4. En l’espèce, il ressort des pièces du dossier que, par lettre du 9 juin 2022, le président de la 2ème chambre du tribunal administratif de Toulon a invité les associations requérantes à produire copie de leur recours gracieux adressé au titulaire de l’autorisation d’urbanisme en litige, dans un délai de quinze jours, aux fins de régulariser leur requête au regard des dispositions de l’article R. 600-1 du code de l’urbanisme. Ainsi qu’il a été dit au point 3, s’agissant d’un délai franc, à défaut de disposition contraire, les associations requérantes avaient donc jusqu’au lundi 27 juin 2022 à minuit, pour régulariser leur requête au titre de l’article R. 600-1 du code de l’urbanisme. Dans ces conditions, en rejetant la requête comme manifestement irrecevable sur le fondement des dispositions de l’article R. 222-1 4° du code de justice administrative alors que le délai imparti aux requérantes pour régulariser leur requête n’était pas expiré, et alors même que les requérantes n’auraient pas été en mesure de régulariser leur requête, le président de la 2ème chambre du tribunal administratif de Toulon a entaché son ordonnance d’irrégularité.

5. Il résulte de ce qui précède que l’association pour la sauvegarde de la nature dans la presqu’île de Giens et l’association comité d’intérêt local pour la défense de la presqu’île de Giens sont fondées à demander l’annulation de l’ordonnance attaquée.

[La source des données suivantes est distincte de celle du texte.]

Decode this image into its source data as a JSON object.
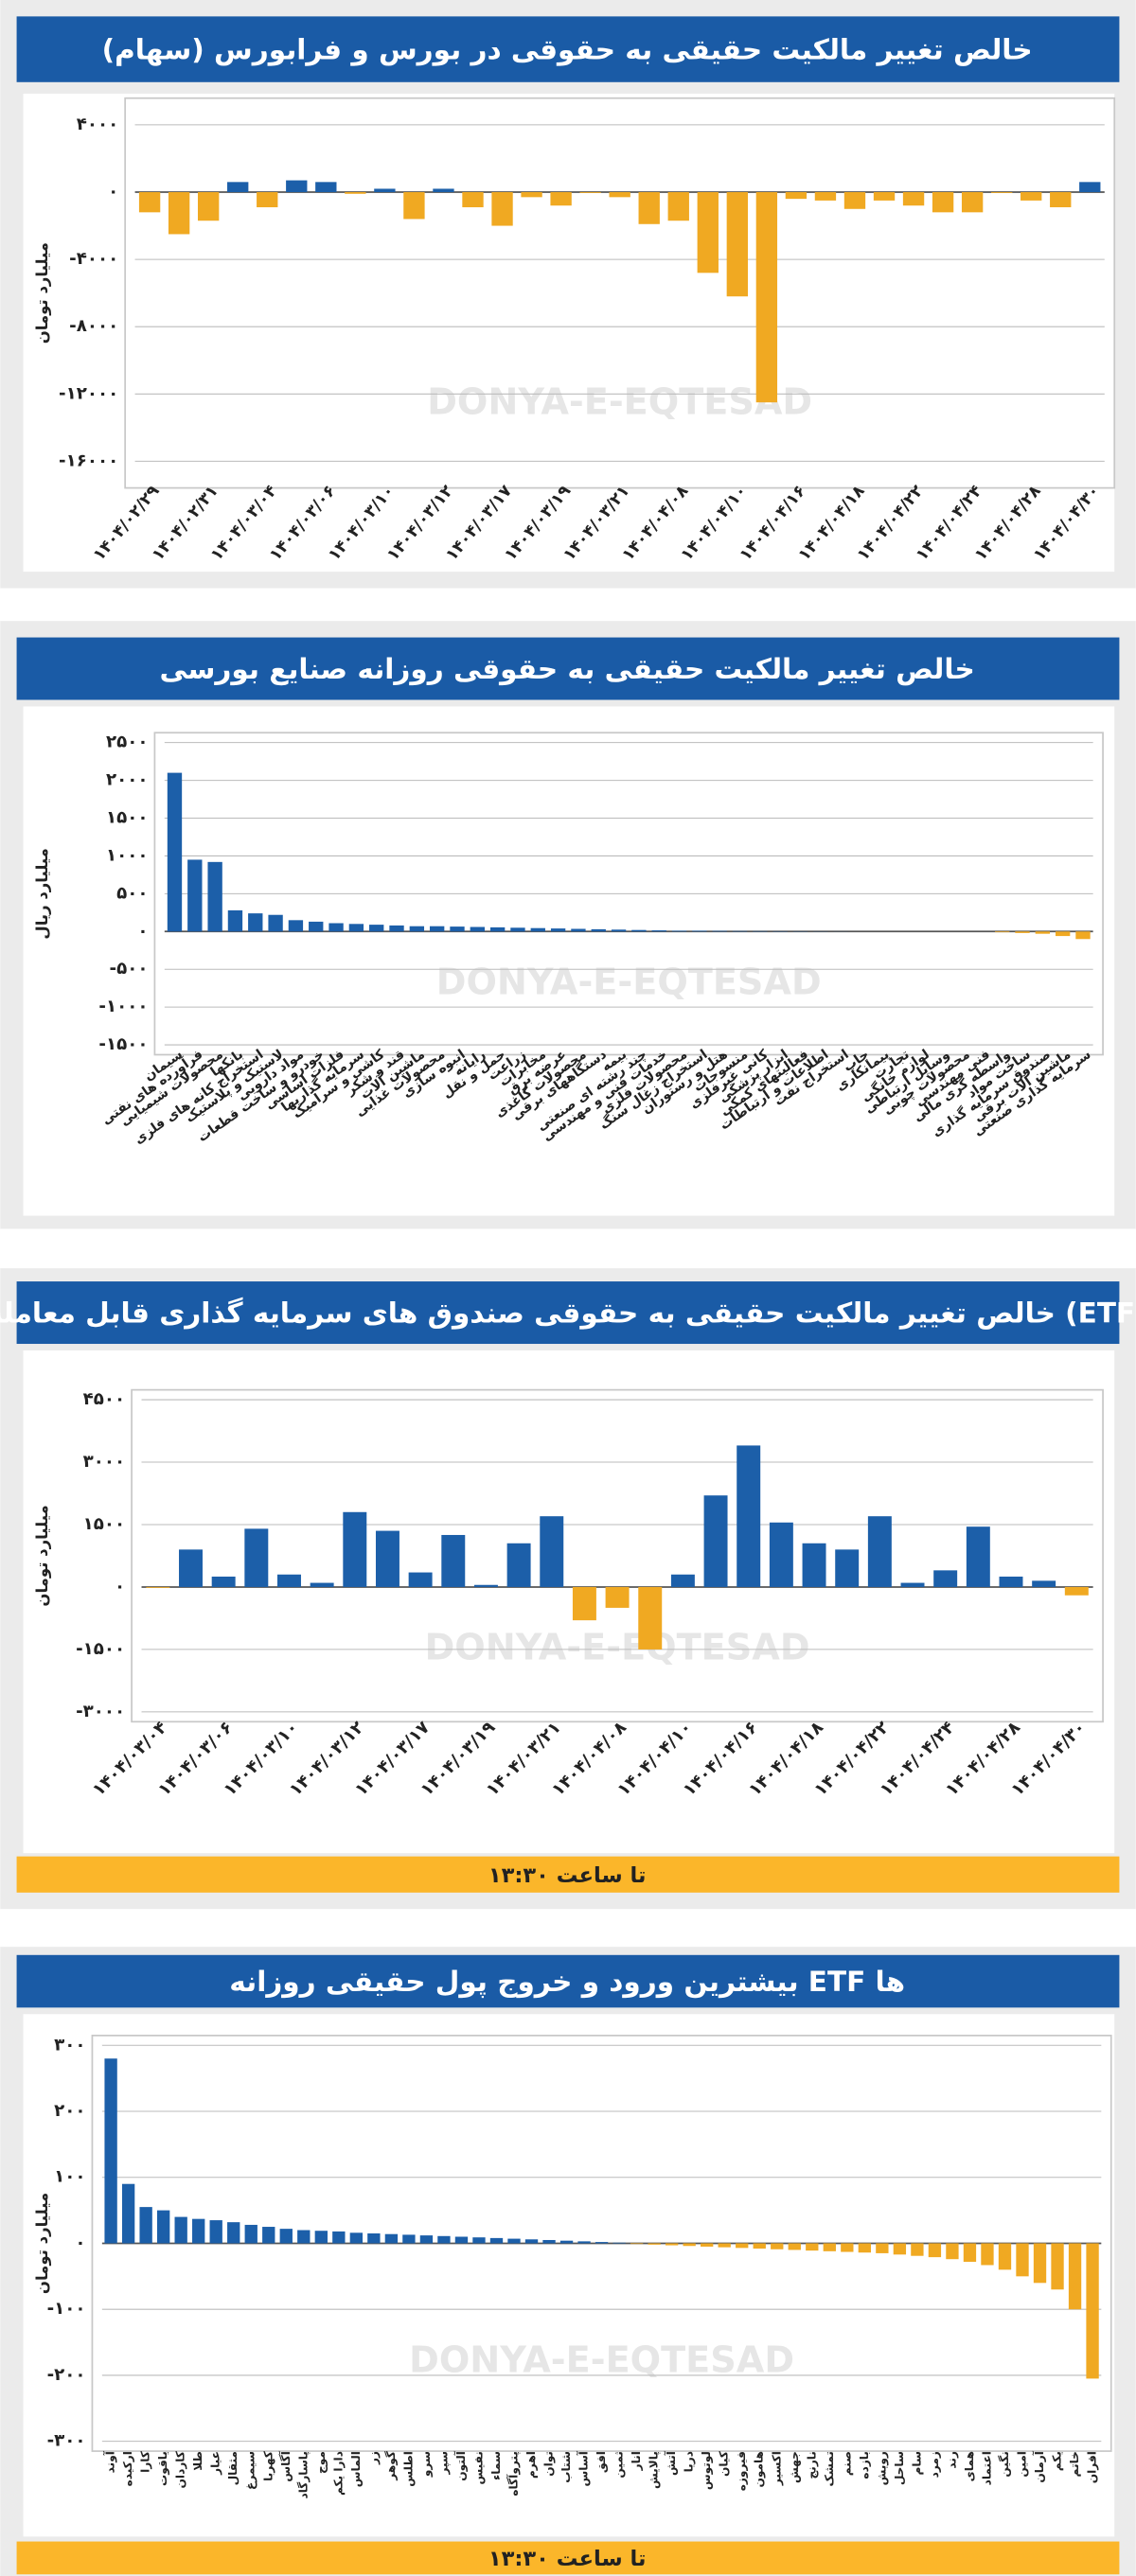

6. Il y a lieu de renvoyer l’affaire devant le tribunal administratif de Toulon.

Sur l’application de l’article L. 761-1 du code de justice administrative :

7. Dans les circonstances, et en tout état de cause, il n’y a lieu de faire droit à aucune des conclusions des parties fondées sur l’article L. 761-1 du code de justice administrative.


D É C I D E :


Article 1er : L’ordonnance n° 2201516 du 23 juin 2022 du président de la 2ème chambre du tribunal administratif de Toulon est annulée.

Article 2 : L’affaire est renvoyée devant le tribunal administratif de Toulon.

Article 3 : Les conclusions présentées par chacune des parties au titre de l’article L. 761-1 du code de justice administrative sont rejetées.

Article 4 : Le présent arrêt sera notifié à l’association pour la sauvegarde de la nature dans la presqu’île de Giens, à l’association comité d’intérêt local pour la défense de la presqu’île de Giens, à la commune de Hyères et à Monsieur B... A....


Délibéré après l’audience du 17 novembre 2022, à laquelle siégeaient :

- M. Portail, président,
- M. d’Izarn de Villefort, président assesseur,
- M. Quenette, premier conseiller,
Rendu public par mise à disposition au greffe le 1er décembre 2022.